I do not exist, except in memories; so in order to contemplate myself I tend to sit apart from the opprobrium of a lame reality. In the idleness of my body, my soul is still active; it still produces sentiments and thoughts and its inner and moral life seems to be increased by the death of every earthly and temporal interest. My body is nothing but an embarrassment, but an obstacle, just there, and in advance I disengage myself from it as much as I can. I go back in times for I do find no more food for my heart upon earth; I accustom myself little by little to nourish it with its own substance, and to seek pasturage within me. I make times that have gone by be reborn, for I am the only master of a paradise of memories. Those reveries recall to me pleasure, or so to say, double my existence as I live through them again.

In spite of the world, I enjoy the charm of a remote utopia for I live decrepit with myself in another age, as if I were living with a younger friend. And there remains for me neither hope, nor fear in this world--I am tranquil at the bottom of the gulf, a poor fortunate mortal, but as undisturbed as God Himself.
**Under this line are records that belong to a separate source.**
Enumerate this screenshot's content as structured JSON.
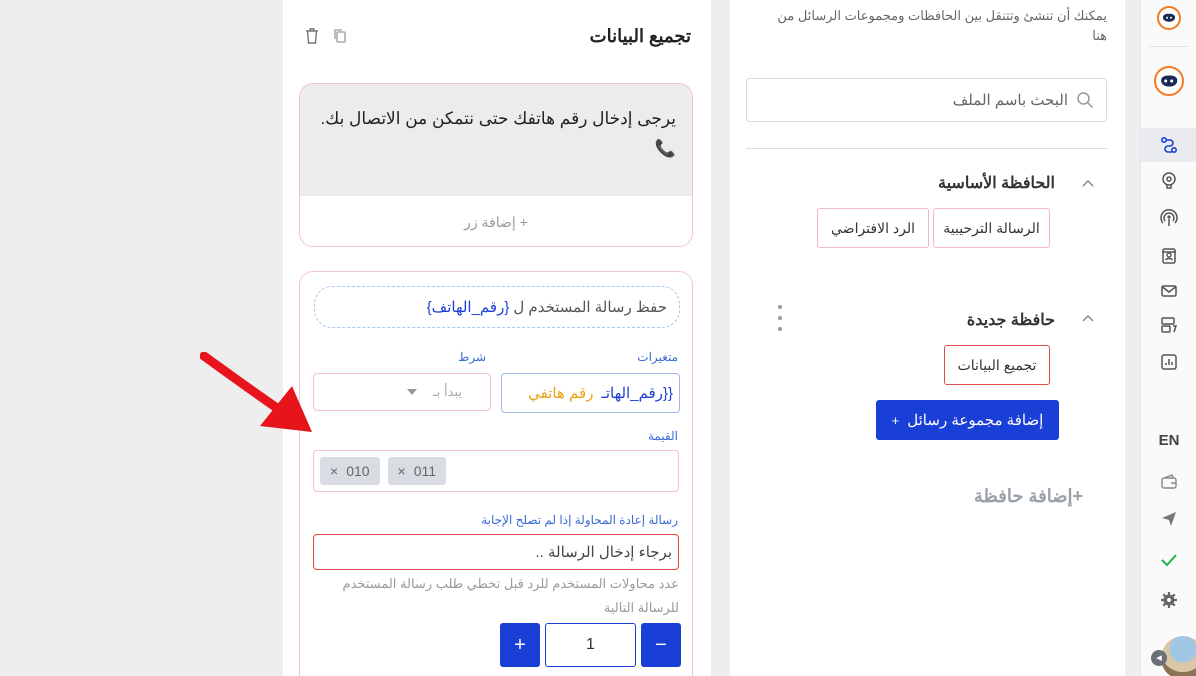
{
  "sidebar": {
    "lang": "EN",
    "icons": [
      "logo-icon",
      "logo-active-icon",
      "flow-icon",
      "brain-icon",
      "broadcast-icon",
      "contacts-icon",
      "mail-icon",
      "templates-icon",
      "analytics-icon",
      "wallet-icon",
      "send-icon",
      "check-icon",
      "gear-icon"
    ]
  },
  "folders": {
    "hint": "يمكنك أن تنشئ وتتنقل بين الحافظات ومجموعات الرسائل من هنا",
    "search_placeholder": "البحث باسم الملف",
    "main_folder": {
      "title": "الحافظة الأساسية",
      "items": [
        "الرسالة الترحيبية",
        "الرد الافتراضي"
      ]
    },
    "new_folder": {
      "title": "حافظة جديدة",
      "items": [
        "تجميع البيانات"
      ]
    },
    "add_group_label": "إضافة مجموعة رسائل",
    "add_group_plus": "+",
    "add_folder_label": "+إضافة حافظة"
  },
  "editor": {
    "title": "تجميع البيانات",
    "message_text": "يرجى إدخال رقم هاتفك حتى نتمكن من الاتصال بك. 📞",
    "add_button_label": "+ إضافة زر",
    "save_prefix": "حفظ رسالة المستخدم ل",
    "save_variable": "{رقم_الهاتف}",
    "variables_label": "متغيرات",
    "condition_label": "شرط",
    "variable_value": "{{رقم_الهاتـ",
    "variable_name": "رقم هاتفي",
    "condition_value": "يبدأ بـ",
    "value_label": "القيمة",
    "value_tags": [
      "010",
      "011"
    ],
    "retry_label": "رسالة إعادة المحاولة إذا لم تصلح الإجابة",
    "retry_value": "برجاء إدخال الرسالة ..",
    "attempts_note": "عدد محاولات المستخدم للرد قبل تخطي طلب رسالة المستخدم للرسالة التالية",
    "attempts_value": "1",
    "minus": "−",
    "plus": "+"
  },
  "colors": {
    "brand_blue": "#1a3fd6",
    "accent_orange": "#f47a20",
    "error_red": "#e04b4b",
    "annotation_red": "#e8141b"
  }
}
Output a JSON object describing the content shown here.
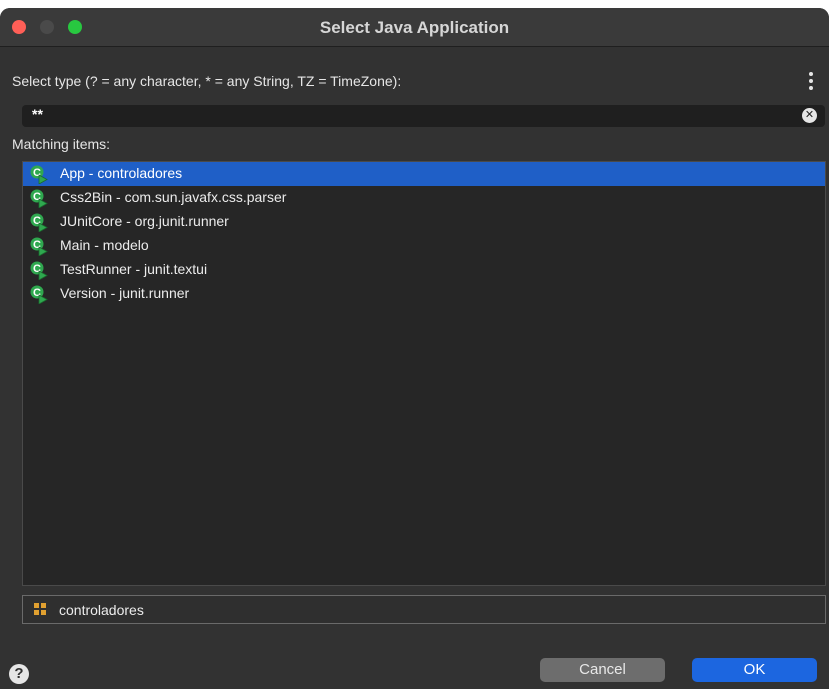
{
  "window": {
    "title": "Select Java Application"
  },
  "prompt": "Select type (? = any character, * = any String, TZ = TimeZone):",
  "filter": {
    "value": "**"
  },
  "matching_label": "Matching items:",
  "items": [
    {
      "label": "App - controladores",
      "selected": true,
      "icon": "java-main-class-icon"
    },
    {
      "label": "Css2Bin - com.sun.javafx.css.parser",
      "selected": false,
      "icon": "java-main-class-icon"
    },
    {
      "label": "JUnitCore - org.junit.runner",
      "selected": false,
      "icon": "java-main-class-icon"
    },
    {
      "label": "Main - modelo",
      "selected": false,
      "icon": "java-main-class-icon"
    },
    {
      "label": "TestRunner - junit.textui",
      "selected": false,
      "icon": "java-main-class-icon"
    },
    {
      "label": "Version - junit.runner",
      "selected": false,
      "icon": "java-main-class-icon"
    }
  ],
  "package": {
    "label": "controladores",
    "icon": "package-icon"
  },
  "buttons": {
    "cancel": "Cancel",
    "ok": "OK",
    "help": "?"
  },
  "colors": {
    "selection": "#1f5fc7",
    "ok_button": "#1c66e0",
    "close": "#ff5f57",
    "zoom": "#28c840",
    "class_icon": "#2fa84f",
    "package_icon": "#e0a030"
  }
}
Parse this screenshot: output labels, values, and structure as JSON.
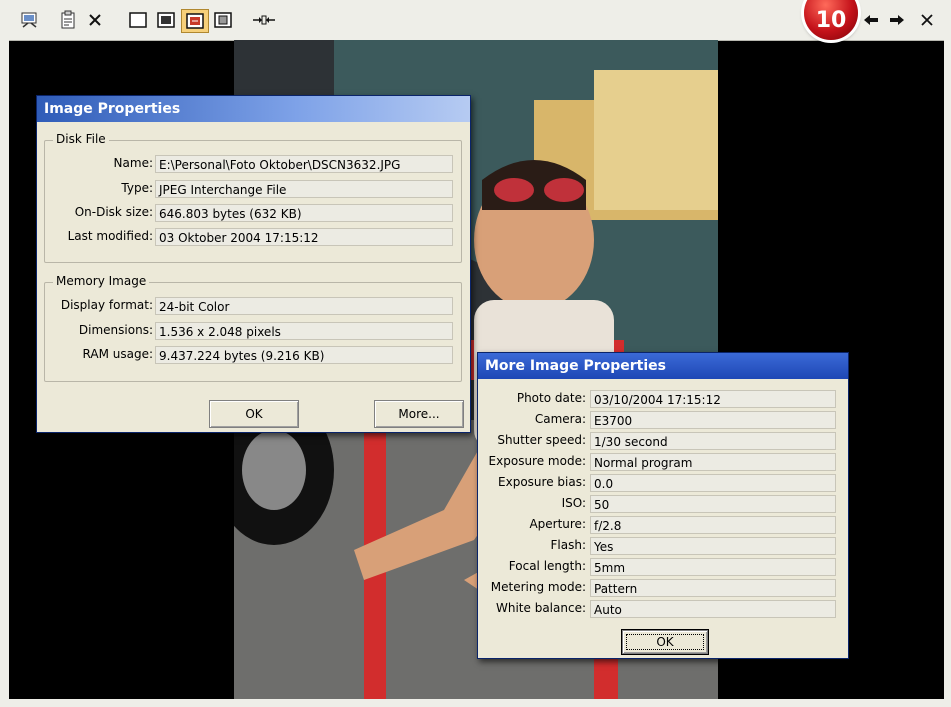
{
  "badge": "10",
  "image_properties": {
    "title": "Image Properties",
    "disk_group": "Disk File",
    "disk_rows": [
      {
        "label": "Name:",
        "value": "E:\\Personal\\Foto Oktober\\DSCN3632.JPG"
      },
      {
        "label": "Type:",
        "value": "JPEG Interchange File"
      },
      {
        "label": "On-Disk size:",
        "value": "646.803 bytes (632 KB)"
      },
      {
        "label": "Last modified:",
        "value": "03 Oktober 2004 17:15:12"
      }
    ],
    "memory_group": "Memory Image",
    "memory_rows": [
      {
        "label": "Display format:",
        "value": "24-bit Color"
      },
      {
        "label": "Dimensions:",
        "value": "1.536 x 2.048 pixels"
      },
      {
        "label": "RAM usage:",
        "value": "9.437.224 bytes (9.216 KB)"
      }
    ],
    "ok_label": "OK",
    "more_label": "More..."
  },
  "more_properties": {
    "title": "More Image Properties",
    "rows": [
      {
        "label": "Photo date:",
        "value": "03/10/2004 17:15:12"
      },
      {
        "label": "Camera:",
        "value": "E3700"
      },
      {
        "label": "Shutter speed:",
        "value": "1/30 second"
      },
      {
        "label": "Exposure mode:",
        "value": "Normal program"
      },
      {
        "label": "Exposure bias:",
        "value": "0.0"
      },
      {
        "label": "ISO:",
        "value": "50"
      },
      {
        "label": "Aperture:",
        "value": "f/2.8"
      },
      {
        "label": "Flash:",
        "value": "Yes"
      },
      {
        "label": "Focal length:",
        "value": "5mm"
      },
      {
        "label": "Metering mode:",
        "value": "Pattern"
      },
      {
        "label": "White balance:",
        "value": "Auto"
      }
    ],
    "ok_label": "OK"
  },
  "toolbar_icons": [
    "slideshow-icon",
    "properties-icon",
    "close-icon",
    "fit-window-icon",
    "fit-width-icon",
    "actual-size-icon",
    "zoom-fit-icon",
    "stretch-icon",
    "previous-arrow-icon",
    "next-arrow-icon",
    "close-viewer-icon"
  ],
  "colors": {
    "title_bar": "#2f5cb8",
    "badge": "#c4121a",
    "dialog_bg": "#ece9d8"
  }
}
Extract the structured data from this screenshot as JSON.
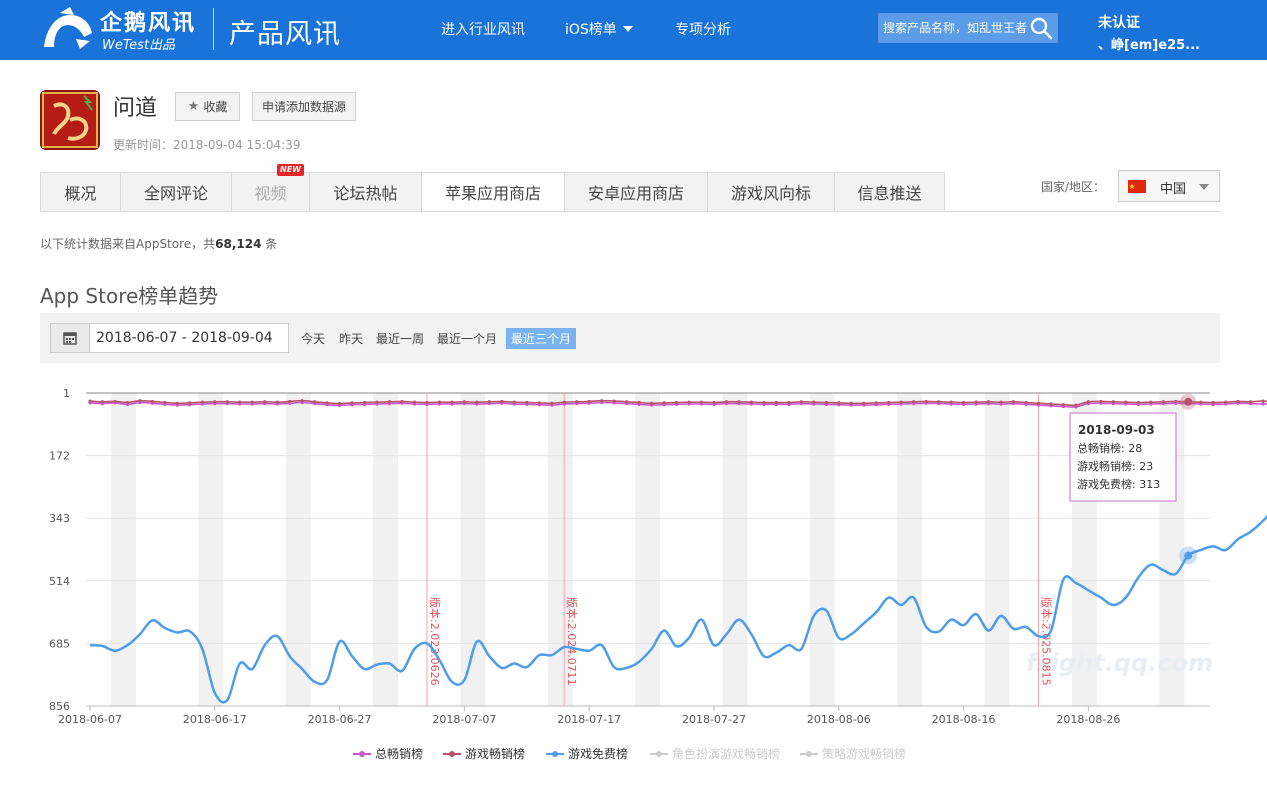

I remark in the vicissitudes of my long journey, that epochs of my sweetest enjoyments and the most lively pleasures are not in every case those of which the remembrance draws me and touches me most nearly. These short moments of delirium and passion, however strong they may be are nevertheless, by there vivacity, only scattered points in the line of life. They are too rare and too rapid to constitute a state, and the happiness which I regret is not composed of fugitive instincts, but a simple and permanent state, which has nothing keen in itself, but the duration of which increases the charm to the point of finding supreme felicity.

My first sensation is delicious. I am born in this instant of life and it seems to me that I fill with my light existence all the objects that I perceive. Entirely given up to this moment, I rebuild everything all over again. I have no distinct notion of individuality--not the least idea of who I was. I feel neither evil, nor trouble, nor fear. I have emerged from a pond of tear--a mere creation of humbled despair, or disappointment--but I look at it without even dreaming that this pond, in any way, belonged to me.

I am the beautiful statue now--I am finished. My sculptor was the instability of earthly things--the manifold blends of feelings, impacts, temperaments, people that I loved and was loved by, friendships, experiences. I have been hit painfully by their chisel, but I am the beautiful statue now--I am admirable. My human covetousness has turned into a serene, silent perfection. It is my solace, my inspiration, my most rational pleasure--it is my reward for having lived.